Ziel sei es, eine evangelische Sichtweise auf Deutschland und die Welt zu vermitteln, sagt Portalleiterin Melanie Huber. Gerade auch glaubensferne Menschen sollten über das Portal und seine Diskussionsgruppen angesprochen werden. "Wir erreichen die Menschen dort, wo sie sind, im Web." Beabsichtigt sei, im Internet eine eigene Community, eine Gemeinde zu schaffen. Dabei ist evangelisch.de mehr als eine bloße Kirchen-Webseite mit Nachrichten aus Glauben und Gemeinde, die die Protestanten mit ekd.de bereits betreiben, und auch nicht schlicht ein Blog. Eine Multimedia-Redaktion gestaltet Hauptthemen täglich neu und regelmäßige Besucher des Portals können sich nach eigenen Auswahlkriterien ein Profil einrichten.
"Lebensbücher" zu Taufe, Konfirmation oder Hochzeit
Mitglieder der protestantischen Community bei evangelisch.de können Kreise zu bestimmten Themen einrichten und selbst entscheiden, ob diese Diskussionsforen allgemein einsehbar sind oder ob Interessierte erst um Mitgliedschaft bitten müssen.

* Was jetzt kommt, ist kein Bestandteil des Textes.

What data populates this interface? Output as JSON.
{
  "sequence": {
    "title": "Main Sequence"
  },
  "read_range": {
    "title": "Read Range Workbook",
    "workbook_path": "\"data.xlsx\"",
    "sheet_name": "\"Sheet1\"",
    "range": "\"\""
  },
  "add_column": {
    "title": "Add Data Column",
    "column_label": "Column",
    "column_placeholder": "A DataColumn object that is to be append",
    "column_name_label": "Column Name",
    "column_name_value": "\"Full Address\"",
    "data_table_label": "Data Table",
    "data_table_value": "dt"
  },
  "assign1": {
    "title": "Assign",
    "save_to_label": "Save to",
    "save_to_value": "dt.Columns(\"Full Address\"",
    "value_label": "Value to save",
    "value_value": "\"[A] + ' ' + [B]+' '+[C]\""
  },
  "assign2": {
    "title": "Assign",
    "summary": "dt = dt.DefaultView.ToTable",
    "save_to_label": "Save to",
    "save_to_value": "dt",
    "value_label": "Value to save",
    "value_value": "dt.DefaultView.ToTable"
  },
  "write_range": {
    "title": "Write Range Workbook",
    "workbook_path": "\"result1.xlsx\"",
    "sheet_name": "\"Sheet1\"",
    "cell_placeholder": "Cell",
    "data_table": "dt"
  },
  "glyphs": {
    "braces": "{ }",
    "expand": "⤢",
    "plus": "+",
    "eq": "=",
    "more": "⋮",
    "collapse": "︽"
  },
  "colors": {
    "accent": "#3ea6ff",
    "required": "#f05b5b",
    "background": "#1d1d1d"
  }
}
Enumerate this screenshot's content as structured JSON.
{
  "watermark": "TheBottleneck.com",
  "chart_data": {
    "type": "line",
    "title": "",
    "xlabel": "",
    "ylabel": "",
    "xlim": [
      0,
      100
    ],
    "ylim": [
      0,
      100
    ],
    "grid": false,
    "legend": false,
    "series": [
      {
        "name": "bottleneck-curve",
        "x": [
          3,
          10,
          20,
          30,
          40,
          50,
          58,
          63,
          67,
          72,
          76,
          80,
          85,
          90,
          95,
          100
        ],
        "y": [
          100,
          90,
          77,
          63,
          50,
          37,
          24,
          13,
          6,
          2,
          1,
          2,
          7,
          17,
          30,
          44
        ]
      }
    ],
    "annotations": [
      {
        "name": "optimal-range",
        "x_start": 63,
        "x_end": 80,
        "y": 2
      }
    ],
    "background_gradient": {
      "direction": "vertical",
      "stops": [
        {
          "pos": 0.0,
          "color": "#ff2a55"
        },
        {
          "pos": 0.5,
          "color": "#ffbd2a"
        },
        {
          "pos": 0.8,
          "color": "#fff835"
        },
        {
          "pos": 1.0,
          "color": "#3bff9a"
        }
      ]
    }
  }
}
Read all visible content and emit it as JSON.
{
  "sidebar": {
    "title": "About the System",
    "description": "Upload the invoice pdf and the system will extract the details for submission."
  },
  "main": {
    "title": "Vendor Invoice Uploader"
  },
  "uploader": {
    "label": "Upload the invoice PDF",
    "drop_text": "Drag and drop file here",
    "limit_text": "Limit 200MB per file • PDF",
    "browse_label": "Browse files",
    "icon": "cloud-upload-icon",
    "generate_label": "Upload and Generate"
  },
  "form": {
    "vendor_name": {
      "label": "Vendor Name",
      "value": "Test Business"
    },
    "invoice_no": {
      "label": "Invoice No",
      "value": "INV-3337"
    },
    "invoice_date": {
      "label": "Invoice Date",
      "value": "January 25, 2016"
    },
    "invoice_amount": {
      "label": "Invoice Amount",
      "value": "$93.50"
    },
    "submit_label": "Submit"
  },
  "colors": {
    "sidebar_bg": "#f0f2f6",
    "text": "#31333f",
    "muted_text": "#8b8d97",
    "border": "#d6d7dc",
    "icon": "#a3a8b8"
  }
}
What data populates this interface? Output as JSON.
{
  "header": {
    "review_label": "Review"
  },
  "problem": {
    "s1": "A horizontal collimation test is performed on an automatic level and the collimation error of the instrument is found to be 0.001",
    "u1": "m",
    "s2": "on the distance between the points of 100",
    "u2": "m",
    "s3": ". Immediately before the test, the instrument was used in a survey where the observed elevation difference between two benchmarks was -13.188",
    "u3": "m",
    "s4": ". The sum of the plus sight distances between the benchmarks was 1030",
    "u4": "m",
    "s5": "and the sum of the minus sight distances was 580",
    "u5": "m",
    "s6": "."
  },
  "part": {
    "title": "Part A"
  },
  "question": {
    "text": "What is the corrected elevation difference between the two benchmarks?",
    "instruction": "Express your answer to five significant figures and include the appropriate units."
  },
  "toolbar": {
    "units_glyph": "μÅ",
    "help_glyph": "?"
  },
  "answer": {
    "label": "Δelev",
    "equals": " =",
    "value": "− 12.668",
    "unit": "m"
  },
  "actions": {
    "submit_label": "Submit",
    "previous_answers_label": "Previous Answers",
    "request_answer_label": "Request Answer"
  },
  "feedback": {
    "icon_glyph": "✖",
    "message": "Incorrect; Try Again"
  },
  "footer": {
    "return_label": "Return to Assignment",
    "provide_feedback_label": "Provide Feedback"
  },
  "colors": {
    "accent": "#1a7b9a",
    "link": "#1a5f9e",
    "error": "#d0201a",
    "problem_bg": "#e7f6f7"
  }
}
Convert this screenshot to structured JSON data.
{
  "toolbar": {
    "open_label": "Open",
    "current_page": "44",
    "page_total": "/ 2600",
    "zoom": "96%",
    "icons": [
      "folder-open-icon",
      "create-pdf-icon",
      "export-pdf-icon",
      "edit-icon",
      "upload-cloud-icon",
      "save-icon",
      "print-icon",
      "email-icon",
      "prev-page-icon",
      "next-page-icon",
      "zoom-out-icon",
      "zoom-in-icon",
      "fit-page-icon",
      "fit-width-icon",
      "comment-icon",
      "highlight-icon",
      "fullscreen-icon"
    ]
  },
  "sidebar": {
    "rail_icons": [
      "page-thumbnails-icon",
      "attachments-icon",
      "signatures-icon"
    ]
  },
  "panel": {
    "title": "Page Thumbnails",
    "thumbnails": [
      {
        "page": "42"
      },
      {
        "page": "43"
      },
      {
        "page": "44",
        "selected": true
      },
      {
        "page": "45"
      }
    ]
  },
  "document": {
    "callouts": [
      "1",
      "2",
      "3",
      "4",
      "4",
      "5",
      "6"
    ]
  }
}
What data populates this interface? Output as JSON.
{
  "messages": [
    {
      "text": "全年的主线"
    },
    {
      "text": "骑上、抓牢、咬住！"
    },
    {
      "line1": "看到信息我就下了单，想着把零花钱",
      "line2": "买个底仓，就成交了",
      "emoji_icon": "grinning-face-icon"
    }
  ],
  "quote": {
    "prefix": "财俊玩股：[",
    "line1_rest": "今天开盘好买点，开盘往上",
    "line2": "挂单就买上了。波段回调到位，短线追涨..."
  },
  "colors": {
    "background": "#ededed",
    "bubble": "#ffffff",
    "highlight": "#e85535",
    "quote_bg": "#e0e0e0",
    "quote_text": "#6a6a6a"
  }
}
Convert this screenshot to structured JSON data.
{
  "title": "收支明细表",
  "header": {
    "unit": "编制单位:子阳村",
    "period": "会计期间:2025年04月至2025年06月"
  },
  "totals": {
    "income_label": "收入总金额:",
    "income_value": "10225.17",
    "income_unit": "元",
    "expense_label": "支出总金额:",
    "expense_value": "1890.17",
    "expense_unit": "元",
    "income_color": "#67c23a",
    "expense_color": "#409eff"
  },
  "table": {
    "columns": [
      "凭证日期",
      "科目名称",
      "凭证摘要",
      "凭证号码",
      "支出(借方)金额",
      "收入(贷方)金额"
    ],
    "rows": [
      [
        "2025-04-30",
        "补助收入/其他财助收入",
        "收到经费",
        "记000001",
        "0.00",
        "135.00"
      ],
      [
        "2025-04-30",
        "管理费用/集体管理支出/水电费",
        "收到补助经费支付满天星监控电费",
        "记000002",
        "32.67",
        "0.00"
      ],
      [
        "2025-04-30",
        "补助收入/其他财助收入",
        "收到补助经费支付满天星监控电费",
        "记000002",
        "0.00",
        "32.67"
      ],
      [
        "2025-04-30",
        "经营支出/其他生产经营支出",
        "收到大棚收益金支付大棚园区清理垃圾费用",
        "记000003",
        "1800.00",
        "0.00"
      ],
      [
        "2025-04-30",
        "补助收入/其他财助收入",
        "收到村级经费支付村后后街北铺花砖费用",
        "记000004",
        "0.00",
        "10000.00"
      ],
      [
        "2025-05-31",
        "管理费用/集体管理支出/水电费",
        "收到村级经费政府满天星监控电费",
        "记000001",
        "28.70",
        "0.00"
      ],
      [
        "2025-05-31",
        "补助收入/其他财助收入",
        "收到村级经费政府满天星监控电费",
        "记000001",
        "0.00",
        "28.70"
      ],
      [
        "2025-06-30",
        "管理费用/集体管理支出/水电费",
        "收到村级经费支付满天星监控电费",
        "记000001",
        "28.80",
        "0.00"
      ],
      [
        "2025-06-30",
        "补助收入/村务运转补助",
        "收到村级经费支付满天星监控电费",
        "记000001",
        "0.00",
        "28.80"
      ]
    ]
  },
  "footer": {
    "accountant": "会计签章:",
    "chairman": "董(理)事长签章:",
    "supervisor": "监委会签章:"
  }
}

Mit den sogenannten Lebensbüchern wurde von evangelisch.de etwas geschaffen, was es bisher noch nicht in einem sozialen Netzwerk gibt. Zu wichtigen Ereignissen im Leben eines Protestanten wie Taufe, Hochzeit oder Konfirmation können Lebensbücher angelegt und geführt und auch Gedenkbücher für Verstorbene eingerichtet werden. Mitglieder der Community, die vom Autor eine Berechtigung erhalten, können die virtuellen Bücher mit Filmen, Videos oder Beiträgen ergänzen.
Portal finanziert sich durch Werbung
Das Gemeinschaftswerk der Evangelischen Publizistik (GEP) betreibt evangelisch.de im Auftrag der EKD, die das Projekt mit zunächst einer Million Euro jährlich finanziert. Dabei sollen Werbeeinnahmen - nicht nur aus der kirchlichen Ecke sondern auch für Autos oder Handys, nicht aber für Alkohol - das Projekt in die schwarzen Zahlen führen. Die Frankfurter Redaktion ist mit dem Evangelischen Pressedienst (epd) und der Redaktion des als Tageszeitungsbeilage verbreiteten Magazins "Chrismon" vernetzt. Die evangelischen Landeskirchen sollen evangelisch.de außerdem um eigene Inhalte ergänzen können, entsprechende Pläne gibt es bereits in Nordrhein-Westfalen, Hessen und Niedersachsen.